Klaus Spille führte LokalPlus durch den Bade- und Saunabereich sowie in die „Katakomben“ des Bades. Die hochsensible Technik kann auch im Lockdown nicht auf Eis gelegt werden.

So nutzt man die Zeit ohne Besucher für diverse Wartungs- und Revisionsarbeiten. Hinzu kommen täglich notwendige Kontrollen. „Wenn man hier einfach abschließt, richtet das immense Schäden an. So müssen wir unsere Außensaunen einmal wöchentlich beheizen. Sonst verzieht sich das Holz durch die Kälte“, erzählt Klaus Spille.

Die Technik laufe in weiten Teilen im Eco-Betrieb auf 50 bis 60 Prozent weiter. Und die Wassertemperatur der einzelnen Becken werde bei 20 bis 23 Grad gehalten. Der Beckenkörper im Keller dürfe sich nicht zu sehr auskühlen. In diesem Temperaturbereich könnte man Setzrisse verhindern.

Lockdown wirkt sich auf Arbeit der Azubis aus

Der Lockdown wirke sich auch besonders auf die drei Auszubildenden aus, so Spille. Corona erschwere den Markt und die Zahl der Bewerber gehe zurück. „Von fünf Plätzen haben wir drei belegt. Ein Auszubildender beendet im Sommer seine Ausbildung zur Fachkraft für Bäderbetriebe“, erzählt Klaus Spille.

„Unser Auszubildender, der im Januar seine Ausbildung abgeschlossen hat, wechselte nahtlos in ein Arbeitsverhältnis bei uns“, freut sich Astrid Renko-Bröcher aus der Verwaltung.


Natürlich könne man derzeit nicht alle Ausbildungsinhalte übermitteln, so Klaus Spille. „Die Öffentlichkeitsarbeit, die Kontakte zu den Menschen, das Überwachen des Badebetriebs und die Kursangebote fallen vollständig weg“, vertieft Astrid Renko-Bröcher.

Mehr Schwerpunkte auf technische Inhalte

Dafür könne man auf gewisse Inhalte spezifischer eingehen, die sonst etwas zu kurz kämen. Hierzu zählten etwa technische Belange. Derzeit erneuern zwei Techniker und die Auszubildenden die Textilsauna, die bis zu 190.000 jährlichen Besuchern zugänglich ist.

„Die Ruhebänke sind verschlissen. Zudem werden die Fugen erneuert und ein Bodenabfluss angebracht. Da packen unsere Lehrlinge natürlich mit an“, so Klaus Spille. Zudem nutzte man die Zeit für weitere Wartungsarbeiten. „Wir erneuern die Fliesen im Whirlpool“. Auch an der Rutsche, dem Zugang und dem Landebecken wurde in den vergangenen Wochen gearbeitet.


Berufsschule findet an zwei Tagen pro Woche von zu Hause aus statt. Außerdem nutze man die Zeit, um gewisse Inhalte noch einmal vor Ort zu vertiefen. „So viel Zeit dafür hätten wir im Regelbetrieb nicht“, so Klaus Spille.

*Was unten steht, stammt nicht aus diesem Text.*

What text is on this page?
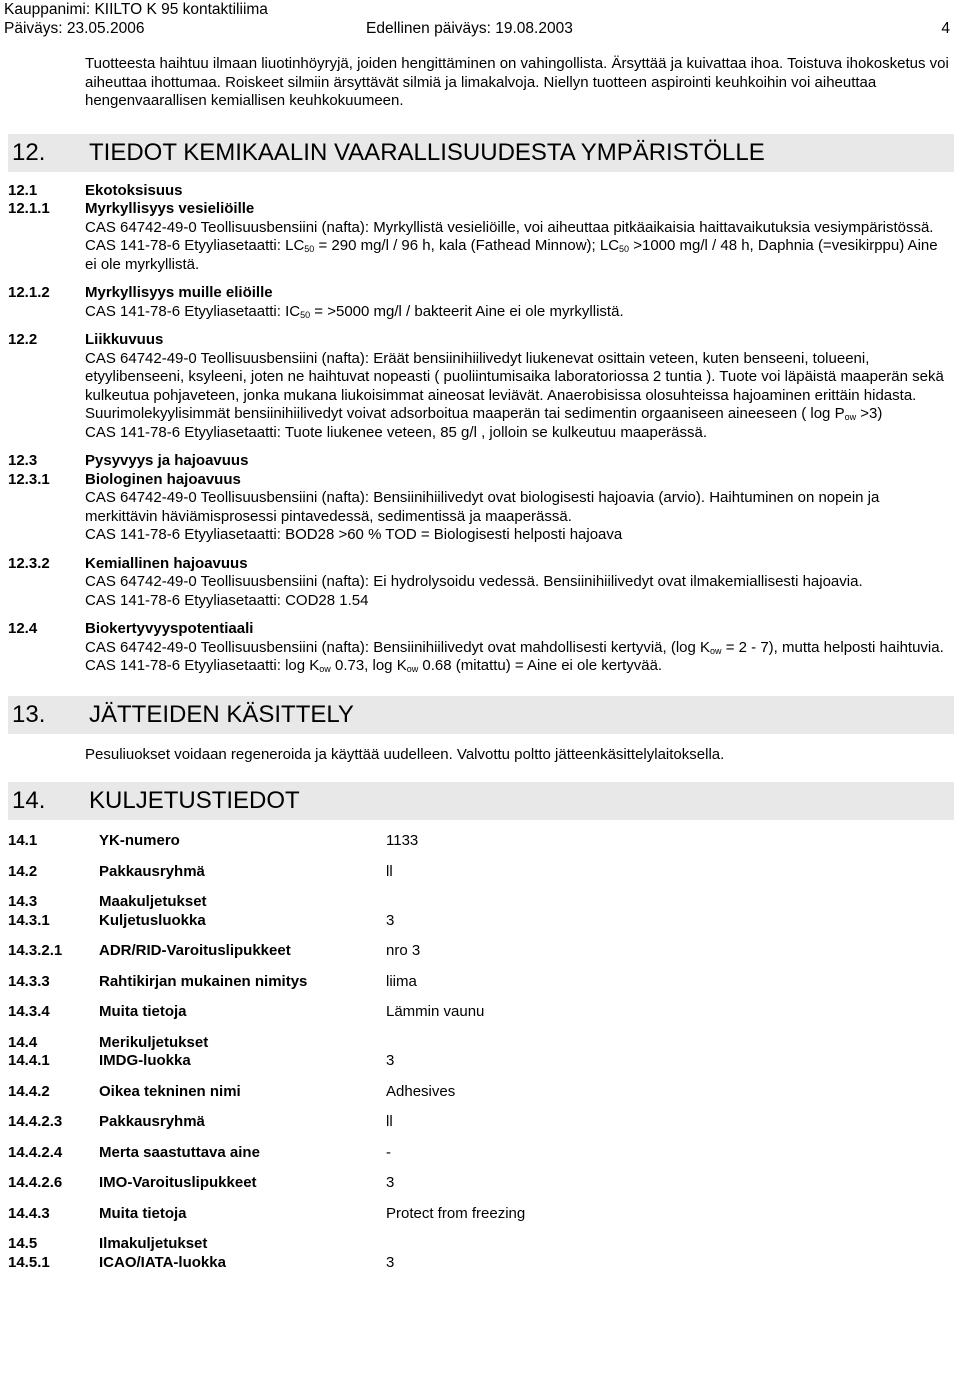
Kauppanimi: KIILTO K 95 kontaktiliima
Päiväys: 23.05.2006	Edellinen päiväys: 19.08.2003	4

Tuotteesta haihtuu ilmaan liuotinhöyryjä, joiden hengittäminen on vahingollista. Ärsyttää ja kuivattaa ihoa. Toistuva ihokosketus voi aiheuttaa ihottumaa. Roiskeet silmiin ärsyttävät silmiä ja limakalvoja. Niellyn tuotteen aspirointi keuhkoihin voi aiheuttaa hengenvaarallisen kemiallisen keuhkokuumeen.

12.	TIEDOT KEMIKAALIN VAARALLISUUDESTA YMPÄRISTÖLLE
12.1	Ekotoksisuus
12.1.1	Myrkyllisyys vesieliöille

CAS 64742-49-0 Teollisuusbensiini (nafta): Myrkyllistä vesieliöille, voi aiheuttaa pitkäaikaisia haittavaikutuksia vesiympäristössä.

CAS 141-78-6 Etyyliasetaatti: $LC_{50} = 290$ mg/l / 96 h, kala (Fathead Minnow); $LC_{50} >1000$ mg/l / 48 h, Daphnia (=vesikirppu) Aine ei ole myrkyllistä.

12.1.2	Myrkyllisyys muille eliöille

CAS 141-78-6 Etyyliasetaatti: $IC_{50} = >5000$ mg/l / bakteerit Aine ei ole myrkyllistä.

12.2	Liikkuvuus

CAS 64742-49-0 Teollisuusbensiini (nafta): Eräät bensiinihiilivedyt liukenevat osittain veteen, kuten benseeni, tolueeni, etyylibenseeni, ksyleeni, joten ne haihtuvat nopeasti ( puoliintumisaika laboratoriossa 2 tuntia ). Tuote voi läpäistä maaperän sekä kulkeutua pohjaveteen, jonka mukana liukoisimmat aineosat leviävät. Anaerobisissa olosuhteissa hajoaminen erittäin hidasta. Suurimolekyylisimmät bensiinihiilivedyt voivat adsorboitua maaperän tai sedimentin orgaaniseen aineeseen ( $\log P_{ow} >3$)

CAS 141-78-6 Etyyliasetaatti: Tuote liukenee veteen, 85 g/l , jolloin se kulkeutuu maaperässä.

12.3	Pysyvyys ja hajoavuus
12.3.1	Biologinen hajoavuus

CAS 64742-49-0 Teollisuusbensiini (nafta): Bensiinihiilivedyt ovat biologisesti hajoavia (arvio). Haihtuminen on nopein ja merkittävin häviämisprosessi pintavedessä, sedimentissä ja maaperässä.

CAS 141-78-6 Etyyliasetaatti: BOD28 >60 % TOD = Biologisesti helposti hajoava

12.3.2	Kemiallinen hajoavuus

CAS 64742-49-0 Teollisuusbensiini (nafta): Ei hydrolysoidu vedessä. Bensiinihiilivedyt ovat ilmakemiallisesti hajoavia.

CAS 141-78-6 Etyyliasetaatti: COD28 1.54

12.4	Biokertyvyyspotentiaali

CAS 64742-49-0 Teollisuusbensiini (nafta): Bensiinihiilivedyt ovat mahdollisesti kertyviä, (log $K_{ow} = 2 - 7$), mutta helposti haihtuvia.

CAS 141-78-6 Etyyliasetaatti: $\log K_{ow}$ 0.73, $\log K_{ow}$ 0.68 (mitattu) = Aine ei ole kertyvää.

13.	JÄTTEIDEN KÄSITTELY
Pesuliuokset voidaan regeneroida ja käyttää uudelleen. Valvottu poltto jätteenkäsittelylaitoksella.
14.	KULJETUSTIEDOT
14.1	YK-numero	1133
14.2	Pakkausryhmä	ll
14.3	Maakuljetukset
14.3.1	Kuljetusluokka	3
14.3.2.1	ADR/RID-Varoituslipukkeet	nro 3
14.3.3	Rahtikirjan mukainen nimitys	liima
14.3.4	Muita tietoja	Lämmin vaunu
14.4	Merikuljetukset
14.4.1	IMDG-luokka	3
14.4.2	Oikea tekninen nimi	Adhesives
14.4.2.3	Pakkausryhmä	ll
14.4.2.4	Merta saastuttava aine	-
14.4.2.6	IMO-Varoituslipukkeet	3
14.4.3	Muita tietoja	Protect from freezing
14.5	Ilmakuljetukset
14.5.1	ICAO/IATA-luokka	3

Freizeitbad seit November geschlossen

Für Besucher ist die Bade- und Saunalandschaft des Freizeitbades Olpe seit dem 2. November geschlossen. Auch Kursangebote sind seither gestrichen. „Wo sich sonst die Kinder beim Schulschwimmen tummeln, hört man jetzt das Wasser plätschern“, so Klaus Spille.

Etwa 30 Mitarbeiter befinden sich in Kurzarbeit. Zahlreiche Aushilfskräfte können ihre Arbeit nicht ausführen. Und die Kosten? „Die laufen weiter. Die staatlichen Förderungen sind nur ein Tropfen auf den heißen Stein“, erklärt Betriebsleiter Spille. Wann es weitergehen könnte, ist offen: Wir rechnen nicht damit, dass wir die Ersten sind, die den Betrieb wieder aufnehmen dürfen“, so Astrid Renko-Bröcher. Und weiter: „Es wird Zeit, dass es sich hier wieder mit Leben füllt!“

Teilöffnung nicht wirtschaftlich

Und wenn es soweit sei, bedürfe es einer etwa einwöchigen Vorlaufzeit. Dann warte der Generalputz und die Mitarbeiter müssten aus der Kurzarbeit geholt werden.

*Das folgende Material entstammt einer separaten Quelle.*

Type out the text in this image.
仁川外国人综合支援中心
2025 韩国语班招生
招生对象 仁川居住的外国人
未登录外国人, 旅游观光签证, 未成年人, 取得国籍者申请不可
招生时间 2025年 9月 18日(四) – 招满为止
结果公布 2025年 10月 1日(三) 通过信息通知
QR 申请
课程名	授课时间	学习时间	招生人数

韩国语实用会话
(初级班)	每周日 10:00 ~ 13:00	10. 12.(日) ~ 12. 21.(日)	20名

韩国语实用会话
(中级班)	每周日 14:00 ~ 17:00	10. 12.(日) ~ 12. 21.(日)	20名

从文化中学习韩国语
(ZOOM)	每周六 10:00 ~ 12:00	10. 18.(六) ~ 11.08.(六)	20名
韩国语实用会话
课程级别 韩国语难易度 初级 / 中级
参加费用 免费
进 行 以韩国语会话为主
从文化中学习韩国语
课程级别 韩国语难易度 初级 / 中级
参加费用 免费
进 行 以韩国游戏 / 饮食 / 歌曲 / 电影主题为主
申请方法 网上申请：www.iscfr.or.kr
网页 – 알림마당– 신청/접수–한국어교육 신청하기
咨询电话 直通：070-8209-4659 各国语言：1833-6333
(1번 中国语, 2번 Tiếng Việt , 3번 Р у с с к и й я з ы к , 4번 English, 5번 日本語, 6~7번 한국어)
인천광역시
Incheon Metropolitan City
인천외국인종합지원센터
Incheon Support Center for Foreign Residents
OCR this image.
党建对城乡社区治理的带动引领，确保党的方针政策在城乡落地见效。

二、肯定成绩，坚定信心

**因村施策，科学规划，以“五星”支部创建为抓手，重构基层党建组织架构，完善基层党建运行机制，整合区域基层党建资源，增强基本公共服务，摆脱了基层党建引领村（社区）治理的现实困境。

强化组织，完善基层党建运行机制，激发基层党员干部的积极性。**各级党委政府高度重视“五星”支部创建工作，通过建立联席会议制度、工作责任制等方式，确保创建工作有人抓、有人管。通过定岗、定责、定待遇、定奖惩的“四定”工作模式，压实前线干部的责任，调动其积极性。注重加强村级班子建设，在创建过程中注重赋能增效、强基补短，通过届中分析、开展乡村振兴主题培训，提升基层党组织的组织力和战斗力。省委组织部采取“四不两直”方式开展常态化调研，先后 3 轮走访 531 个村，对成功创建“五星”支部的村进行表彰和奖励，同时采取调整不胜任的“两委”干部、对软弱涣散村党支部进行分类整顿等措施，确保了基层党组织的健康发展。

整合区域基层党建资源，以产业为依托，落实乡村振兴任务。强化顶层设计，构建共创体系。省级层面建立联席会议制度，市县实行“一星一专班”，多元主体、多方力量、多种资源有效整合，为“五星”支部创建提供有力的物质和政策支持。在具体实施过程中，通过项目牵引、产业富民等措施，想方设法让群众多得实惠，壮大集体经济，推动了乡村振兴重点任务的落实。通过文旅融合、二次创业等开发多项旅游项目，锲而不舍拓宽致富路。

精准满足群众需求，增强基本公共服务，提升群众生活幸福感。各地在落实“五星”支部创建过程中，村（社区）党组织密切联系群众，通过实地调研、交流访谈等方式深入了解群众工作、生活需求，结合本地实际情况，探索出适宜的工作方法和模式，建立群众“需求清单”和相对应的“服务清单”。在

Eine Teilöffnung können sich Astrid Renko-Bröcher und Klaus Spille nicht vorstellen. „Der Kosten-Nutzen-Faktor ist dann trotz hohem Personalaufwand überschaubar. Hinzu kommt, dass die Badegäste dann unzufrieden sind, weil gewisse Bereiche wie Rutschen oder der Whirlpool, gesperrt bleiben müssten“, so das Verwaltungspersonal.